A couple of years ago, Elaine Pearlman squeezed in her yearly mammogram before leaving town for a family gathering in California. She vividly remembers the sunny Friday in Santa Monica when her doctor called to tell her she had cancer. “I felt like I was swimming through mud,” she says. The following Monday she was meeting with a breast cancer surgeon.
“I was such a healthy person,” says the 58-year-old former attorney. “I was the last person you’d think would get it.” Even more shocking was the news that she tested positive for the BRCA2 gene mutation. “I didn’t have a family history.”
Not only were the five surgeries in nine months an intense exercise in fortitude, but so was the drug protocol. One of which—a decade-long prescription—caused her excruciating joint pain.
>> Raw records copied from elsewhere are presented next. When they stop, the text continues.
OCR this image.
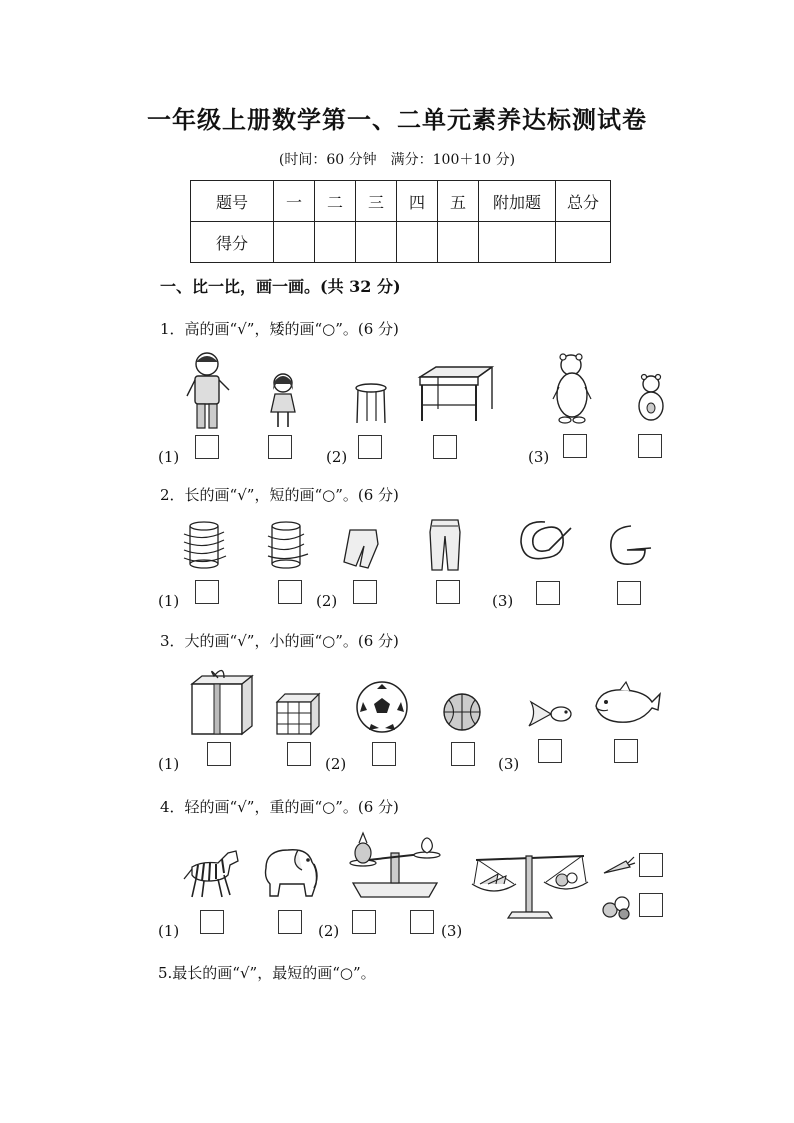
一年级上册数学第一、二单元素养达标测试卷
(时间：60 分钟　满分：100＋10 分)
题号	一	二	三	四	五	附加题	总分
得分							
一、比一比，画一画。(共 32 分)
1．高的画“√”，矮的画“○”。(6 分)
(1)	(2)	(3)
2．长的画“√”，短的画“○”。(6 分)
(1)	(2)	(3)
3．大的画“√”，小的画“○”。(6 分)
(1)	(2)	(3)
4．轻的画“√”，重的画“○”。(6 分)
(1)	(2)	(3)
5.最长的画“√”，最短的画“○”。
At the suggestion of her oncology nurse, she gave up gluten for good. “It was like a miracle,” she says. “In five weeks my pain went away.”
There isn’t a cookie-cutter breast cancer, Pearlman says, so it is important to get routinely tested.
She also wanted to eliminate anything in her diet that might feed her cancer, including—and especially—sugar. “A lot of people still don’t know that sugar feeds cancer cells,” she says.
Finding a viable version of her favorite snack, granola, proved elusive. Ultimately, the longtime baker decided to go the DIY route in her Preston Hollow kitchen. Free of gluten, soy, dairy, and GMOs, her original recipe is crafted with premium organic ingredients: whole-grain rolled oats, nuts, coconut flakes, unsulfured apricots, cranberries, medjool dates, and walnuts. Cinnamon adds spice, while grated orange peel delivers citrusy brightness. Liquid monk fruit, with its zero-glycemic index, is the healthy stand-in for sugar.
But what began as a means to clean snacking became a bona fide business when her friend Tiffany Lustig—a former marketing director for a Fortune 500 company who was working on her executive MBA at SMU at the time—flashed on the idea that she could use Pearlman’s granola as the basis for the business plan required for her entrepreneurship class. As part of her initial research, Lustig and her team conducted a blind taste test of all of the top-selling granola brands alongside Pearlman’s, which won hands down. Park Lane Pantry was officially launched in April, and Pearlman’s dining table, an antique French 14-seater anchoring the formal room, became the unlikely assembly line for bagging and labeling.
While she still home-bakes batches for private events, Pearlman has since outgrown her kitchen. Park Lane Pantry now uses a commercial operation to churn out large orders, of which there are plenty. In addition to selling her granola at Saint Michael’s Farmers Market, Pearlman has secured shelf space in Royal Blue Grocery, the Coop at the Cooper Fitness Center, and Enlighten Living.
A portion of the company’s sales is donated to the Dwight Powell Children and Family Support Fund, which provides resources and services to help patients and their children cope with cancer. “We have a deep connection,” Pearlman says of the Mavericks power forward. “He lost his mother to breast cancer and wanted to do something to honor her.”
Pearlman, who is looking forward to a five-year remission classification, also wants to pay her good health forward. “Creating something we can share with others is just incredibly gratifying to me,” she says. “I feel like I put love and light into every batch of my granola.”
Breakfast Toast Recipe
2 slices gluten-free bread
2 tbsp. pistachio butter
1 tbsp. honey
2 dates, chopped
¼ cup Park Lane Pantry granola
¼ cup fresh blueberries
Toast 2 slices of your favorite gluten-free bread and top with pistachio butter, a drizzle of honey, chopped dates, Park Lane Pantry granola, and fresh blueberries.